Sayre and Rajvanshi Publish On Advances in Algal Biomass Production

Meghna Rajvanshi from Reliance Industries Ltd. and Richard Sayre of the New Mexico Consortium recently published their work, Recent Advances in Algal Biomass Production, in IntechOpen.

The use of algae used as a renewable energy biofuel for all of our demands has yet to become a reality. This paper investigates what progress has been achieved in the last 10 years and reviews recent advances in basic and applied algal biomass production from the perspectives of algal biology, cultivation, harvesting, energy conversion, and sustainability.

In the biofuel research industry, one big challenge has been to identify the best algal production systems that are suitable for commercially viable industrial applications. Another challenge has been to identify the algal strains that perform the best. This has included identifying algae with the greatest biomass, production rates, optimizing the algal growth media, optimizing the CO2 exchange and culture conditions, identifying which algae are most pathogen resistant, minimizing pond crashes, and developing strains with enhanced performance.

Over time a lot of progress has been made. For example, the price of gasoline produced from algae has gone down 20-fold what it was ten years ago. And models show that with optimal cultivation, harvesting, and cultivation, algal biocrude can  achieve economic equivalence with petroleum.

The authors also discuss the feasibility of using algae biomass for atmospheric CO2 remediation. Using a two stage biomass fractionation procedure, the water soluble carbohydrates and proteins could be harvested for food production while the oils and lipids could be sequestered as a carbon-rich storage product. In fact lipids have 30% greater volumetric carbon density than solid CO2 and thus are an attractive way to sequester carbon in geologic reservoirs.
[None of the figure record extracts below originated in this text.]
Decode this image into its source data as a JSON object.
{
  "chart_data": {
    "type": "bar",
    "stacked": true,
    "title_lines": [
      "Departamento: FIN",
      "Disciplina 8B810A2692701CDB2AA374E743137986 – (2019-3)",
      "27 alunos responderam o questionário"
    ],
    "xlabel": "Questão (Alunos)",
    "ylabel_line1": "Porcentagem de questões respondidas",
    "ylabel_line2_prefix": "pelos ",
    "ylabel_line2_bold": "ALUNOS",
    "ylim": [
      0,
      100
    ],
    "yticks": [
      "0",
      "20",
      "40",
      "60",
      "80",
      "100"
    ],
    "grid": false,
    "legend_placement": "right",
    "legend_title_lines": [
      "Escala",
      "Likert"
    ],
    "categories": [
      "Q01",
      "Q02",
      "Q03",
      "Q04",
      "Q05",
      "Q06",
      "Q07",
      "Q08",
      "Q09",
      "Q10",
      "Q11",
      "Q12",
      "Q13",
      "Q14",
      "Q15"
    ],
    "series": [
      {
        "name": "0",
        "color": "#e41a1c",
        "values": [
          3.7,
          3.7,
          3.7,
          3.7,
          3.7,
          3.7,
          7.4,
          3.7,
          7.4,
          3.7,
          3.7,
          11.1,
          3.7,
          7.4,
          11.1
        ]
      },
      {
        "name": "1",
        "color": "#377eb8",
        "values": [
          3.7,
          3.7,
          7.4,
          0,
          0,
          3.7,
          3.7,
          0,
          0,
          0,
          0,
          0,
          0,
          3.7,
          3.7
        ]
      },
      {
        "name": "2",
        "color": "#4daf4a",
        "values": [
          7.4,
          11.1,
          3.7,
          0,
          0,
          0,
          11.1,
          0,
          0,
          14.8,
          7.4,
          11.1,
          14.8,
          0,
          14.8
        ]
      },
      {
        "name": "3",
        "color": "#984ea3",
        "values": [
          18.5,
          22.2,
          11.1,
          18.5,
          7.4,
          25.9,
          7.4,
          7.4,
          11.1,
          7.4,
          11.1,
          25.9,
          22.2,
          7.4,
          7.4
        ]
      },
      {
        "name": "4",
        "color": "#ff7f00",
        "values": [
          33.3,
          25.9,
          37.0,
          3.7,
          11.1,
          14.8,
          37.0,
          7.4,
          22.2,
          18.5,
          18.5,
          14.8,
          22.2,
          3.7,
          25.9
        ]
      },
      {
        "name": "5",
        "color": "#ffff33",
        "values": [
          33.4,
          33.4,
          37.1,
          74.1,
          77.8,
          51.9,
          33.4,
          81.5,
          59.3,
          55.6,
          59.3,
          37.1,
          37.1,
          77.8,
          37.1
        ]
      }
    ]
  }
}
Using algae for biofuels continues to stand out as advantageous compared to agriculture crops for food and fuel. This is because microalgae have such a high photosynthetic efficiency and short division time, making them extremely suitable for generating more biomass in less time.

This report shows that research in this area looks encouraging, however, field testing of a variety of technology platforms still needs to be done to select the most economical and sustainable systems. These systems need to address the needs of the economy, taking atmospheric carbon mitigation into account.